Cran-Apricot Pork Chops Recipe
- 2 boneless pork loin chops (5 ounces each)
- 1/4 teaspoon salt
- 1/4 teaspoon pepper
- 1/4 cup chopped dried apricots
- 3 tablespoons dried cranberries
- 2 tablespoons finely chopped onion
- 1 tablespoon butter
- 1/3 cup marsala wine or chicken broth
- 1. Sprinkle both sides of pork chops with salt and pepper. Place on a broiler pan coated with cooking spray. Broil 4-5 in. from the heat for 4-5 minutes on each side or until a thermometer reads 145°. Let meat stand for 5 minutes before serving.
- 2. Meanwhile, in a small nonstick skillet, saute the apricots, cranberries and onion in butter for 4-5 minutes or until tender.
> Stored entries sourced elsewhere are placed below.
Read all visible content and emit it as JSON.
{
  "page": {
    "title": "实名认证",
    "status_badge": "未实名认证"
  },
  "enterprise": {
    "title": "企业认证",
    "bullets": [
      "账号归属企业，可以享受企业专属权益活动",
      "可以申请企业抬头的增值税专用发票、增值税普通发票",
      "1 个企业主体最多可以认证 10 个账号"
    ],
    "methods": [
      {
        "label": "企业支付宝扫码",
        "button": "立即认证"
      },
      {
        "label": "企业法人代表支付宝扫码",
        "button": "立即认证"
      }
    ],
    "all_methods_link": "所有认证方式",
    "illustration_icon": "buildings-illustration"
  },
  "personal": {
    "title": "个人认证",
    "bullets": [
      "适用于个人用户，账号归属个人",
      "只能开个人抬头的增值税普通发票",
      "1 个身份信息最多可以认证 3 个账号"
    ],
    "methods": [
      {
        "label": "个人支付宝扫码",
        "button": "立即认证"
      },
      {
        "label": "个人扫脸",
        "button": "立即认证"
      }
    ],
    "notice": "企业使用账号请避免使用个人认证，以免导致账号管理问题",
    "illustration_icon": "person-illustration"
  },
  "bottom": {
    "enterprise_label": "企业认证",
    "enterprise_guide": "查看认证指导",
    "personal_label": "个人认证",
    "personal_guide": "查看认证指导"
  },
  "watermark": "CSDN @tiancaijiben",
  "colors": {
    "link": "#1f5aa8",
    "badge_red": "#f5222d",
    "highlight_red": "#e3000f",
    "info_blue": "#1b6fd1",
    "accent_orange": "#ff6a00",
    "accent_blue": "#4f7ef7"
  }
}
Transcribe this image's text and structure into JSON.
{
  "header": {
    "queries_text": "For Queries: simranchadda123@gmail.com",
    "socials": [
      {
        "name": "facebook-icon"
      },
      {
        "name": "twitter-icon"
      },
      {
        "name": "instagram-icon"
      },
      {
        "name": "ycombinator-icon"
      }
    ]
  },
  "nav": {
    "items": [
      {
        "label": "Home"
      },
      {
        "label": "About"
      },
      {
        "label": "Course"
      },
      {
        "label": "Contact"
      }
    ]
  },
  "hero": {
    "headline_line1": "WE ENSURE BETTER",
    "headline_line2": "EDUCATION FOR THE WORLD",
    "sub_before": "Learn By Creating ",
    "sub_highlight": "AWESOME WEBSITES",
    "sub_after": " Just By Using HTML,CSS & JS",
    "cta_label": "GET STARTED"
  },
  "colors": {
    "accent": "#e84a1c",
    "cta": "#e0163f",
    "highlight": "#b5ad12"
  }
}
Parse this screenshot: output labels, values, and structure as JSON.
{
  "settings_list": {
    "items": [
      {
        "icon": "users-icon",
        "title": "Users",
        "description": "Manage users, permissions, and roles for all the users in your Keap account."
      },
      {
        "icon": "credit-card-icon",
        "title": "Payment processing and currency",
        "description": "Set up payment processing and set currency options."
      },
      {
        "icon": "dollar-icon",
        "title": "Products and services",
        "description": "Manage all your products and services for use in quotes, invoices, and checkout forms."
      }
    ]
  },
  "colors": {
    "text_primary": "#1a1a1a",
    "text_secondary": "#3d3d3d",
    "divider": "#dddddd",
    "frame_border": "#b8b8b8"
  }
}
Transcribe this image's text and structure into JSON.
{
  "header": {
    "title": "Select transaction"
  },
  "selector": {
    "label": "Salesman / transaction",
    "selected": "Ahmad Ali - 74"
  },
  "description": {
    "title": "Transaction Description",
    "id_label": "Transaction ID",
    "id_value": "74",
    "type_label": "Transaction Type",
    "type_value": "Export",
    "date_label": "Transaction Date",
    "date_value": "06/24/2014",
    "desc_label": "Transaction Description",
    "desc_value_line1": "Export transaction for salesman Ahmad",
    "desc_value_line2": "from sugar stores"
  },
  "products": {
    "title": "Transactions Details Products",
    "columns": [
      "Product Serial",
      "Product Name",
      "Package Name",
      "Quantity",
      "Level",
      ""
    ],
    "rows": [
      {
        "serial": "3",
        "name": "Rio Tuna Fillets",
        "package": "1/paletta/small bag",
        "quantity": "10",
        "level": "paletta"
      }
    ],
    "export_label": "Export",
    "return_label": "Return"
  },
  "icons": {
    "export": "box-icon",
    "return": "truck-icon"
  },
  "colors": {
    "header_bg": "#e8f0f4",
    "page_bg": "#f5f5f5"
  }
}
Stir in wine. Bring to a boil; cook until liquid is reduced by half. Serve with pork chops. Yield: 2 servings.
1 serving equals 380 calories, 14 g fat (6 g saturated fat), 84 mg cholesterol, 407 mg sodium, 26 g carbohydrate, 2 g fiber, 28 g protein. Diabetic Exchanges: 4 lean meat, 1-1/2 fruit, 1 fat.
Light-Bodied Red Wine
Enjoy this recipe with a light-bodied red wine such as Pinot Noir.